Imágenes
¿No era tu sonrisa el bosque resonante de mi infancia? ¿No eras tú el manantial la piedra desde siglos escogida para reclinar mi cabeza? Pienso tu rostro inmóvil, brasa de donde parten la vía láctea y ese pesar inmenso que me vuelve más loco que una araña encendida agitada sobre el mar.
César Moro
Si puedo amar así, mi eternidad sería segura. ¿Tal eternidad dura sólo una vida?
En el agua quemante el sol refleja la mano de cenit.
Se nace poeta; aquel fuego interior, aquella chispa que puede provocar el incendio de un bosque existe desde el momento en que se abren los ojos o tal vez, desde antes del nacimiento.
Amo la rabia de perderte, tu ausencia en el caballo de los días, tu sombra y la idea de tu sombra.
Guárdame junto a ti, cerca de tu ombligo en que principia el aire; cerca de tus axilas donde se acaba el aire. Cerca de tus pies y cerca de tus manos. Guárdame junto a ti.

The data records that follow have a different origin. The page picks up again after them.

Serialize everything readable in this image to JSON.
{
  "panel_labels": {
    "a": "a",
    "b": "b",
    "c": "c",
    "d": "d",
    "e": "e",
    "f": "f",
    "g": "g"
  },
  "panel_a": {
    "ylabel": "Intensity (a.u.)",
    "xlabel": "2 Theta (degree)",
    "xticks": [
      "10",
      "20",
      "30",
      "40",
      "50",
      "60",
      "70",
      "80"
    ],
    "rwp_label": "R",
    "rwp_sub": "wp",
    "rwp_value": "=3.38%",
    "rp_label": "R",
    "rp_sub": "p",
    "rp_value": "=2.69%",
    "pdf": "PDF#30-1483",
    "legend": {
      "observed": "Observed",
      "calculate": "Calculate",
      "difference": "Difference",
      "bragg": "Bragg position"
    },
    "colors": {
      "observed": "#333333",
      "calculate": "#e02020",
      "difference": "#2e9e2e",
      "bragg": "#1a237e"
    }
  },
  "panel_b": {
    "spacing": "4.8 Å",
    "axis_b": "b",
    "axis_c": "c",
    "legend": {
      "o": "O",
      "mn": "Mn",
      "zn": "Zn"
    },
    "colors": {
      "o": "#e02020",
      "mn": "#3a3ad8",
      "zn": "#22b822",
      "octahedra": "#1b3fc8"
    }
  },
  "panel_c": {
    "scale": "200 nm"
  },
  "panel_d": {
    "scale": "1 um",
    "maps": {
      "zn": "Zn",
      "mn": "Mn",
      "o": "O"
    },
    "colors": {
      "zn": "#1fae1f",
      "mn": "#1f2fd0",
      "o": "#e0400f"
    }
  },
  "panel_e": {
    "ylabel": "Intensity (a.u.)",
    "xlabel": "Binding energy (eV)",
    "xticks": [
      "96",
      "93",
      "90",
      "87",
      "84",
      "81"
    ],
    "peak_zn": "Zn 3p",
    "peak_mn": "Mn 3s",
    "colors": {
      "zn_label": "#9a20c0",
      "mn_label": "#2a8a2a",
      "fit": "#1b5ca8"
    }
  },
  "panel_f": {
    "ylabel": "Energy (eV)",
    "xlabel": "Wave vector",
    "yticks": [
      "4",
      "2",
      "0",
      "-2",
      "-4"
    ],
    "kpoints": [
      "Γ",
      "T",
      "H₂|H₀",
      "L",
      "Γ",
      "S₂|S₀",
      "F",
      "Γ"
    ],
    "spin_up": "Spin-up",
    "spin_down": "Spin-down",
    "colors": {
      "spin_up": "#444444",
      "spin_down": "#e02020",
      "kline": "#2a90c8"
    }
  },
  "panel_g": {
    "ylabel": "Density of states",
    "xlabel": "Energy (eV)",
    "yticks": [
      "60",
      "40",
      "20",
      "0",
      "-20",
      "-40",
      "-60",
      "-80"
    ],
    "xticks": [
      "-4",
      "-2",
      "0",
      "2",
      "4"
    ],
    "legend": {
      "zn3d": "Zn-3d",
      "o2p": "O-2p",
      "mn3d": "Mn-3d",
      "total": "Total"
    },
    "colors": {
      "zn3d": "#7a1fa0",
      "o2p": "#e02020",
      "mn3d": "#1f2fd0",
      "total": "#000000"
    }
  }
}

Velo desgastado libre cielo y brevemente nocturno en el ojo con párpado embriagado miente el vaso roto para siempre en tu mano libertad.
Y al fin es mío el tiempo y la noche me alcanza y el sueño que me anula te devora y puedo asimilarte como un fruto maduro como una piedra sobre una isla que se hunde.
El paso lento del tiempo lento, la noche no termina y el amor se hace lento.
Soñaba encontrar un muro de agua y el sol atravesándolo en el silencio.
La medianoche se afeita el hombro izquierdo sobre el hombro derecho crece el pasto pestilente y rico en aglomeraciones de minúsculos carneros vaticinadores y de vitaminas pintadas de árboles de fresca sombrilla con caireles y rulos.
Muriendo de pie es seguro que ganaremos aquel paraje de hierbas locas donde empieza la soledad.
Tu olor de cabellera bajo el agua azul con peces negros y estrellas de mar y estrellas de cielo bajo la nieve incalculable de tu mirada.
Desearte es ver todos los árboles y el cielo, el agua y el aire en ti. Mi vida se ha hecho simple, clara, ardiente, limpia.
La noche se acuesta al lado mío y empieza el diálogo al que asistes como una lámpara votiva sin un murmullo parpadeando y abrasándome con una luz tristísima de olvido y de casa vacía bajo la tempestad nocturna.
El corazón respira apenas ante el milagro repentino de tu presencia. Los ojos quisieran guardar para siempre el color de incendio de tus ojos, el resplandor de tu mirada, el exacto volumen de tu cuerpo, y devorarte y envolverte y guardarte ajeno a todas las miradas.
Y que tus pies transitan abriendo huellas indelebles donde puede leerse la historia del mundo y el porvenir del universo y ese ligarse luminoso de mi vida a tu existencia.
Sólo un agua para lavar tanta sangre, un único camino para la felicidad. Al despertar en el sueño resplandeciente, tu rostro de castillo hirviendo en la noche.
Las ramas de luz atónita poblando innumerables veces el área de tu frente asaltada por olas asfaltada de lumbre tejida de pelo tierno y de huellas leves de fósiles de plantas delicadas.
Nada puede hacerme sufrir más que el espectáculo del amor. Yo solo, frente al mundo, fuera del mundo, en el mundo intermedio de la nostalgia fúnebre, de las aguas maternas, del gran claustro, del paraíso perdido; frente a ti y lejos, tan lejos que ya nada puede salvarme, ni la muerte.
La poesía sigue proyectando su luz mortal y lacrimógena; luz vivificante del devenir humano dentro de sí mismo y no orientado hacia la conquista de nuevos metales cuya fusión dosificada estalle asolando tierras de cultura, tesoros anímicos penosamente acumulados, segando el más preciado, el más rutilante de los tesoros: la vida humana.